The Robin part of vertex conditions is not preserved in the description of the quadratic form domain, nevertheless it can be reconstructed. In other words, the quadratic form \( Q_{q,a}^{\mathbf {S}} \) determines the unique vertex condition. The domain of the quadratic form determines the projectors \( P_{-1}^m \) and hence the subspaces \( (I-P_{-1}^m) \mathbb C^{d^m} . \) The quadratic forms \( \langle A^m \vec {u} (V^m), \vec {u} (V^m) \rangle _{\mathbb C^{d^m}} \) determine the Hermitian matrices \( A^m .\) Therefore the unitary matrices \( S^m \) are given by the formula

$$\displaystyle \begin{aligned} S^m = {P_{-1}^m}^\perp \frac{\mathrm{i}I-A^m}{\mathrm{i}I + A^m} {P_{-1}^m}^\perp \oplus (- P_{-1}^m), \; \mathrm{where} \; {P_{-1}^m}^\perp = (I-P_{-1}^m). \end{aligned} $$
(3.57)

The standard vertex conditions correspond to the quadratic form

$$\displaystyle \begin{aligned} {} Q_{q,a} (u,u) = \sum_{n=1}^N \int_{E_n} \left\vert \left(\frac{d}{dx} - \mathrm{i}a(x) \right) u (x) \right\vert^2 dx + \int_{E_n} q(x) \vert u(x) \vert^2 dx, \end{aligned} $$
(3.58)

where vertex terms are absent.
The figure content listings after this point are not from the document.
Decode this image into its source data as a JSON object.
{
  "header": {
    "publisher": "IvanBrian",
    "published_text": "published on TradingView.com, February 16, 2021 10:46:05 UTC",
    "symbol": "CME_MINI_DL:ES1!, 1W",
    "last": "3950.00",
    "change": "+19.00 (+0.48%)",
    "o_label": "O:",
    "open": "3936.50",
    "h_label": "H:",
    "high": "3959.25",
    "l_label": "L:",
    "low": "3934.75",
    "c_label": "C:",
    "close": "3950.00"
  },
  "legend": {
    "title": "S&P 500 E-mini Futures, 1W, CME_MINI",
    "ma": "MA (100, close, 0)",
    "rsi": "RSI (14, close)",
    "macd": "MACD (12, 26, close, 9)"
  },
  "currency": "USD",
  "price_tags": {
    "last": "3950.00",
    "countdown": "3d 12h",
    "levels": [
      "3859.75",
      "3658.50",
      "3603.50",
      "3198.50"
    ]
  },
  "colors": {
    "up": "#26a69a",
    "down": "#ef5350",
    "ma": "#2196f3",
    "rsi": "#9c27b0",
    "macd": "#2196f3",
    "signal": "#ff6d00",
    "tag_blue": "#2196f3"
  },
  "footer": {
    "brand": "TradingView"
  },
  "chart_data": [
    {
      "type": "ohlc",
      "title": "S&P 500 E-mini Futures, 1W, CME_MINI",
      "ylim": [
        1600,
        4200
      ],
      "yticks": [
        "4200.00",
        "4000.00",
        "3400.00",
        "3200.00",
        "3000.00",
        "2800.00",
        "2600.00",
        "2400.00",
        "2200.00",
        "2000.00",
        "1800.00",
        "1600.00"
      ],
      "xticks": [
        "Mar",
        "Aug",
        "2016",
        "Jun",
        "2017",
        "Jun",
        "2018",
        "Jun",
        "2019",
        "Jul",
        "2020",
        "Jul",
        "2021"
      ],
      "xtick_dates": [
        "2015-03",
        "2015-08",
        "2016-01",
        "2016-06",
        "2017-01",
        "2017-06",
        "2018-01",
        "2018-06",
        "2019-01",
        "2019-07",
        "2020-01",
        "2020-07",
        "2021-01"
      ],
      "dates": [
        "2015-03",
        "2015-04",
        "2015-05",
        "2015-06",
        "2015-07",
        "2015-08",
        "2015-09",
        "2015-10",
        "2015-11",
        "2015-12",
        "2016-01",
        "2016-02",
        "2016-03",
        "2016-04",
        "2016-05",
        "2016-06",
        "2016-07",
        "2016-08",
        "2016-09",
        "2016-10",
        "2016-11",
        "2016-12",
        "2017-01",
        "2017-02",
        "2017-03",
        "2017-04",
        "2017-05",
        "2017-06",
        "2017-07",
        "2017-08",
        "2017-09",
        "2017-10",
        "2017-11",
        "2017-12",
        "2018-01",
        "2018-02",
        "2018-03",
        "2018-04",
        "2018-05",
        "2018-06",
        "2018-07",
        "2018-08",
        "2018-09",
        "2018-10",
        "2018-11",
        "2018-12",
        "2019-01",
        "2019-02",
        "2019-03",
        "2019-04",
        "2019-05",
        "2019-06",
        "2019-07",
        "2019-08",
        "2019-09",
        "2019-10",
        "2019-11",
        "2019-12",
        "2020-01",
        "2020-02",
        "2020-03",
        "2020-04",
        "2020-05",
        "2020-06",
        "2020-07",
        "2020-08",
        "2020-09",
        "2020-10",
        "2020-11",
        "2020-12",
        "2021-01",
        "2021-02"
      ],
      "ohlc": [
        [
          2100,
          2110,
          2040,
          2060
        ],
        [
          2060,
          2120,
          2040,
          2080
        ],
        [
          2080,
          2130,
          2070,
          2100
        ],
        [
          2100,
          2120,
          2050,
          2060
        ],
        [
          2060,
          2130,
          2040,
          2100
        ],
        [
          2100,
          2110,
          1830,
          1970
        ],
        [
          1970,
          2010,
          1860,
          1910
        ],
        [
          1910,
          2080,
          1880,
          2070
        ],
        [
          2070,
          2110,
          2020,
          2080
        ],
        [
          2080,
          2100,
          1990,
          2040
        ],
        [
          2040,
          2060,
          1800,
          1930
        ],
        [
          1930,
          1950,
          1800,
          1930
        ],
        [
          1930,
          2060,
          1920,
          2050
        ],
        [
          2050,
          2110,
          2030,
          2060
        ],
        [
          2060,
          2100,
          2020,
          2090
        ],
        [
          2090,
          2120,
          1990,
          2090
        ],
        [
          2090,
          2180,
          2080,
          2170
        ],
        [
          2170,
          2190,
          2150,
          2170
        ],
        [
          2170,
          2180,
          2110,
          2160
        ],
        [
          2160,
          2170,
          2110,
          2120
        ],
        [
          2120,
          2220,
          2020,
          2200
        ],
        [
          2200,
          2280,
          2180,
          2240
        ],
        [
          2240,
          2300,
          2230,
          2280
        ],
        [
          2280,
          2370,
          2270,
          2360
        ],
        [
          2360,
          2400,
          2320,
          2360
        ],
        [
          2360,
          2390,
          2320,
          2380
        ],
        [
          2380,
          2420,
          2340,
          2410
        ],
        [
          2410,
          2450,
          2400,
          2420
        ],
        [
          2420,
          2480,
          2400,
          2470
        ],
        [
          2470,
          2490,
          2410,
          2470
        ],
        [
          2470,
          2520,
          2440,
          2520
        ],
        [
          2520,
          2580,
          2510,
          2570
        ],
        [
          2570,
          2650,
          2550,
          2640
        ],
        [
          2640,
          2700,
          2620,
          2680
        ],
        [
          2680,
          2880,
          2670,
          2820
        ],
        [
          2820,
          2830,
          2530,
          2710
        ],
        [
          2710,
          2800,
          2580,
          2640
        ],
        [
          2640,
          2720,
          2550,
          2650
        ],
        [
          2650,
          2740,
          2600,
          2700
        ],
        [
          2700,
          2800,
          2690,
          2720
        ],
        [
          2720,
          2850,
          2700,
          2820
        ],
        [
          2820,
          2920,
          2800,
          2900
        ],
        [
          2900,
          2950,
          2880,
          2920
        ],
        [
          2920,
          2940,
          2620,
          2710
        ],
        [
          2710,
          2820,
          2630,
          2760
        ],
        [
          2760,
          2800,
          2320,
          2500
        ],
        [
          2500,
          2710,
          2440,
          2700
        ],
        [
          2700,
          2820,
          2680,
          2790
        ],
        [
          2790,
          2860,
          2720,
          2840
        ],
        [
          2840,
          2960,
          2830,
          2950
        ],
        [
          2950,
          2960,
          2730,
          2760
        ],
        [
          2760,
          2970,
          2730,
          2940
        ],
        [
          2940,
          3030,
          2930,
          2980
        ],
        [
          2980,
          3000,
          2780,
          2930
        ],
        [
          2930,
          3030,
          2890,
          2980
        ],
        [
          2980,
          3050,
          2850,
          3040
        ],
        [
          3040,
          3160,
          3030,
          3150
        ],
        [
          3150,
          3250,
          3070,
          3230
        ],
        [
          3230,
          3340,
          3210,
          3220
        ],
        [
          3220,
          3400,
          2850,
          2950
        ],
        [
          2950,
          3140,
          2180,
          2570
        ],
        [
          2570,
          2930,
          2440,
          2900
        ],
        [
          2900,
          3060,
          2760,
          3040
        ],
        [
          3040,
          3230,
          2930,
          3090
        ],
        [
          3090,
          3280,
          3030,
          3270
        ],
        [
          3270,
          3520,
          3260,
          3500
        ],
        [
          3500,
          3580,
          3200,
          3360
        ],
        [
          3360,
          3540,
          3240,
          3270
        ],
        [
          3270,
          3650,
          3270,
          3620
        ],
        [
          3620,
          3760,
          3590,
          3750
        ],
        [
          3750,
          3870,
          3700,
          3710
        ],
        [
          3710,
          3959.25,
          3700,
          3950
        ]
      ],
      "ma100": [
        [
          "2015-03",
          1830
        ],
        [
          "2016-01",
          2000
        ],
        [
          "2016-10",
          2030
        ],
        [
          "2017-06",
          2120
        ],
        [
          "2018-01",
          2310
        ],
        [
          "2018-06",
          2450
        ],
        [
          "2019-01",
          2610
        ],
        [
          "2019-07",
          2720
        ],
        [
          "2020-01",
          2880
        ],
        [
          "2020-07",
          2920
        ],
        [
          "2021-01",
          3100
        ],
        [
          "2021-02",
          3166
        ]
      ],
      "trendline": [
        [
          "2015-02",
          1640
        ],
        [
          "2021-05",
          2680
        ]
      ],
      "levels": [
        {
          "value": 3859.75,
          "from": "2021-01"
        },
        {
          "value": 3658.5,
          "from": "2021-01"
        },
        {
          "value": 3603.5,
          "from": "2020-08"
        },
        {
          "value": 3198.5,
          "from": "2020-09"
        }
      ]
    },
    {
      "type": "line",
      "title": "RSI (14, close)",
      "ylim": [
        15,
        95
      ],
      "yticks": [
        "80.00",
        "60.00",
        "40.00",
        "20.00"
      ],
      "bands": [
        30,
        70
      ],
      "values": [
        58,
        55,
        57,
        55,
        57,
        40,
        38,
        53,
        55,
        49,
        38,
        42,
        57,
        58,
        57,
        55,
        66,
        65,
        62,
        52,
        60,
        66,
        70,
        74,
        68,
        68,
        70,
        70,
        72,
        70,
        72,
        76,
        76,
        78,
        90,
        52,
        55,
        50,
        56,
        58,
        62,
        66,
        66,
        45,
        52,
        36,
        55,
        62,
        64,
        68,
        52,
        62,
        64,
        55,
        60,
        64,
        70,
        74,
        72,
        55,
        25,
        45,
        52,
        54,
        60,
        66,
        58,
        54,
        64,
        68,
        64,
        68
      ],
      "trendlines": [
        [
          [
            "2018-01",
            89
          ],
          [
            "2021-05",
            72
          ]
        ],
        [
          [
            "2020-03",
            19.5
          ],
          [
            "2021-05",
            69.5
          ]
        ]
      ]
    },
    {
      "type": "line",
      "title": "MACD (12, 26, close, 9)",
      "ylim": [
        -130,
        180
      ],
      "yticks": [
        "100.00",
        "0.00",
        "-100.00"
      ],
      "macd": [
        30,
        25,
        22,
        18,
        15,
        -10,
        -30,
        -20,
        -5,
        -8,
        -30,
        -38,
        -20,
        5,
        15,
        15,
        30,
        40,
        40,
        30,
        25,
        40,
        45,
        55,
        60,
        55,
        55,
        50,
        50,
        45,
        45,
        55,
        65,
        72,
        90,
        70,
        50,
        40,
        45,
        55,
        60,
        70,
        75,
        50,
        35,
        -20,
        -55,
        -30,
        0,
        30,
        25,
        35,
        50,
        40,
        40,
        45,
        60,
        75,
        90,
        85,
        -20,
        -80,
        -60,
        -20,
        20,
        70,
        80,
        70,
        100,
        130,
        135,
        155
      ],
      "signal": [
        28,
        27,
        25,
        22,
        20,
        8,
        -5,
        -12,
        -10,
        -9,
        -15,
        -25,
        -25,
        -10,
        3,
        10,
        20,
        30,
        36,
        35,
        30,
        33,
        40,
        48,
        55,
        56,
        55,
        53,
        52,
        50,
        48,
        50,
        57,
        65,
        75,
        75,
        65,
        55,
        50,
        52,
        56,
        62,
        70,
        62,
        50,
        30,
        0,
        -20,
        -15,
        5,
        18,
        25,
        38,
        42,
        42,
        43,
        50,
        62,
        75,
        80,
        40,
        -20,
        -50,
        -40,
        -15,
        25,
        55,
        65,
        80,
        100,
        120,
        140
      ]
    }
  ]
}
The domain is given by all \( W_2^1 (\Gamma \setminus \mathbf V ) \) functions, which are in addition continuous at the vertices. Starting from this quadratic form, which is the most natural candidate from the physical point of view, we get the Schrödinger operator determined by the standard vertex conditions. Hence standard vertex conditions appear if one requires that the functions from the domain of the operator are continuous at the vertices and the quadratic form contains no vertex terms.

Consider the quadratic form given by the same formula (3.58) on the domain of functions from \( W_2^1 (\Gamma \setminus \{ V^m\}_{m=1}^M ) \) without requiring any continuity at the vertices. The corresponding Schrödinger operator is defined on the domain of functions satisfying Neumann conditions at all endpoints of the edges, i.e. the corresponding graph consists of \( N \) completely disconnected intervals.